Resilience Is an R&D Problem, Not Just an SRE Problem
Imagine that you’re at your company’s all-hands meeting and one of the sellers is proudly ringing the office gong to celebrate closing a big deal with a client who’s on the other side of the world. It’s a big deal because it’s a major project. Their logo is going to look sleek on your website, and you are finally breaking into a new region of the world. But two months after the project kicks off, the situation isn’t looking as rosy. There have been myriad issues, and now the client has been informed of a critical issue with your application, which is preventing them from providing service to their clients. What a mess!
But that’s OK. Everyone knows that you can’t develop code without bugs; it’s simply a part of life. After accepting this fact, you need to learn how to deal with it by building processes that better enable you to handle these issues.
For this reason, your company has a team of talented site reliability engineers(SREs) to create scalable and highly reliable software systems to minimize the impact of bugs. They will handle customer issues, spend time on call and provide assistance with manual intervention. They are your front-line defense system when it comes to battling client bugs.
But what’s critical to remember is that no matter how amazing your SREs are, the cost of solving a bug early on in the development process is significantly lower than when it has already been released. One study reported that the cost to fix a bug found during the implementation stage is approximately six times more expensive than one identified during the design phase, and up to 100 times more expensive if it’s already in the maintenance phase.
For that reason, it is important to understand and accept that resilience — as in, how equipped you are in dealing with issues as they come up — is a research and development (R&D) problem, not just an SRE problem. After all, prevention is a cure.
So how do you go about creating resilient software? Start with taking a look at your R&D team. They are your core. If SREs are your front-line defense, R&D are the ones who ensure that the product is strong, robust, and durable. They are your immune system. R&D is the team that has to ensure, and continuously verify, that everything has been done that can be dealt with before reaching the client.
To ensure that happens, here are a few things you should focus on:
- Identify issues during the development phase, using various tools and techniques such as architecture risk analysis.
- Ensure that you set up and follow a structured and rigorous code review process. Having your peers go through your code provides another set of eyes to ensure that nothing is missed.

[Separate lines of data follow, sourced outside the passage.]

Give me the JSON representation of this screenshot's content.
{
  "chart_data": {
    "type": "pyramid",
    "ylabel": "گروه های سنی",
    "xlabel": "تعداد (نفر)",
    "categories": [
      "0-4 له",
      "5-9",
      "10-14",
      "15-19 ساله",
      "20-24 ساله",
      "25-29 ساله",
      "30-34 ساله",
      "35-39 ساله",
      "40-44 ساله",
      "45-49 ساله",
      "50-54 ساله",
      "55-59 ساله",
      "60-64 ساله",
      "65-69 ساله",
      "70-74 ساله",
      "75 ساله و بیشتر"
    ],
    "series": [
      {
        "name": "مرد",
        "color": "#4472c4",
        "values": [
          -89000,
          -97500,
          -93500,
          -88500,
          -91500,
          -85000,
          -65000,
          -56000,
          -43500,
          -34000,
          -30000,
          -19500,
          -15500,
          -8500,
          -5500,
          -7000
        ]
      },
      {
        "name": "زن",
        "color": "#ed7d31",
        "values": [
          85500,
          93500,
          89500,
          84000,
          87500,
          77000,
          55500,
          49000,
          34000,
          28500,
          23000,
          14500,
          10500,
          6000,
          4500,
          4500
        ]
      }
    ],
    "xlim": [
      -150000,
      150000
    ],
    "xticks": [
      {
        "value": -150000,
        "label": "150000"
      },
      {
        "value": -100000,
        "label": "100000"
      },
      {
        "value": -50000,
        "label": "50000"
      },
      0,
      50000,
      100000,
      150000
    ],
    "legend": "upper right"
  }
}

- Before releasing the software, conduct penetration tests to identify any issues and to ensure that bugs that you had previously identified have been resolved.
- Set up automated tests and track and monitor the performance of your code to prevent the client from experiencing any issues.

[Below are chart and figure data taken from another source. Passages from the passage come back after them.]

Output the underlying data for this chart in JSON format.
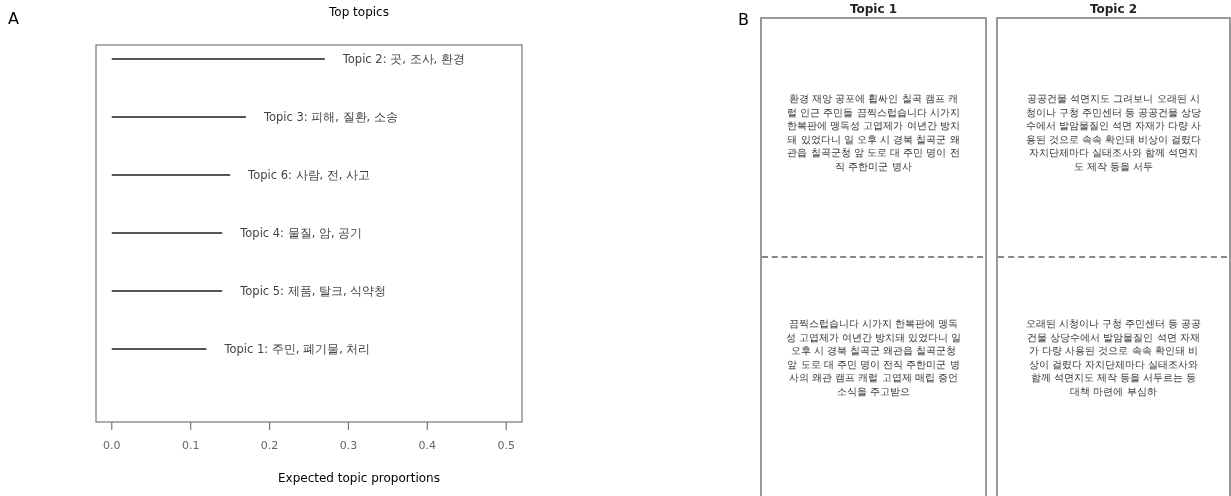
{
  "chart_data": [
    {
      "type": "bar",
      "orientation": "horizontal",
      "title": "Top topics",
      "xlabel": "Expected topic proportions",
      "annotations": [
        "A"
      ],
      "categories": [
        "Topic 2: 곳, 조사, 환경",
        "Topic 3: 피해, 질환, 소송",
        "Topic 6: 사람, 전, 사고",
        "Topic 4: 물질, 암, 공기",
        "Topic 5: 제품, 탈크, 식약청",
        "Topic 1: 주민, 폐기물, 처리"
      ],
      "values": [
        0.27,
        0.17,
        0.15,
        0.14,
        0.14,
        0.12
      ],
      "color": "#555555",
      "xlim": [
        -0.02,
        0.52
      ],
      "xticks": [
        {
          "value": 0,
          "label": "0.0"
        },
        {
          "value": 0.1,
          "label": "0.1"
        },
        {
          "value": 0.2,
          "label": "0.2"
        },
        {
          "value": 0.3,
          "label": "0.3"
        },
        {
          "value": 0.4,
          "label": "0.4"
        },
        {
          "value": 0.5,
          "label": "0.5"
        }
      ]
    },
    {
      "type": "other",
      "categories": [
        "Topic 1",
        "Topic 2"
      ],
      "annotations": [
        "B",
        "환경 재앙 공포에 휩싸인 칠곡 캠프 캐럴 인근 주민들 끔찍스럽습니다 시가지 한복판에 맹독성 고엽제가 여년간 방치돼 있었다니 일 오후 시 경북 칠곡군 왜관읍 칠곡군청 앞 도로 대 주민 명이 전직 주한미군 병사",
        "끔찍스럽습니다 시가지 한복판에 맹독성 고엽제가 여년간 방치돼 있었다니 일 오후 시 경북 칠곡군 왜관읍 칠곡군청 앞 도로 대 주민 명이 전직 주한미군 병사의 왜관 캠프 캐럴 고엽제 매립 증언 소식을 주고받으",
        "공공건물 석면지도 그려보니 오래된 시청이나 구청 주민센터 등 공공건물 상당수에서 발암물질인 석면 자재가 다량 사용된 것으로 속속 확인돼 비상이 걸렸다 자치단체마다 실태조사와 함께 석면지도 제작 등을 서두",
        "오래된 시청이나 구청 주민센터 등 공공건물 상당수에서 발암물질인 석면 자재가 다량 사용된 것으로 속속 확인돼 비상이 걸렸다 자치단체마다 실태조사와 함께 석면지도 제작 등을 서두르는 등 대책 마련에 부심하"
      ]
    }
  ]
}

- Ensure you have set up the infrastructure needed to enable you to debug your code once it hits production.
All of these will ultimately affect the bottom line. Creating robust code early on in the development process minimizes the number of bugs, and if any bugs are identified, it will be easy and relatively inexpensive to fix them. Robust and resilient code in production ensures that the SREs in your company can focus on working with the clients and fixing client-specific issues instead of going back to R&D to address core issues in the code.
Company-wide resilience is critical to ensure that you can deal with the unexpected. There are many ways in which you can strengthen your resilience (check this article out), but it’s critical to remember that it’s not just something that those who are working directly with your customers have to worry about. The more R&D gets involved in ensuring that there is resilience company-wide, the more you will enjoy being part of a smooth operating machine.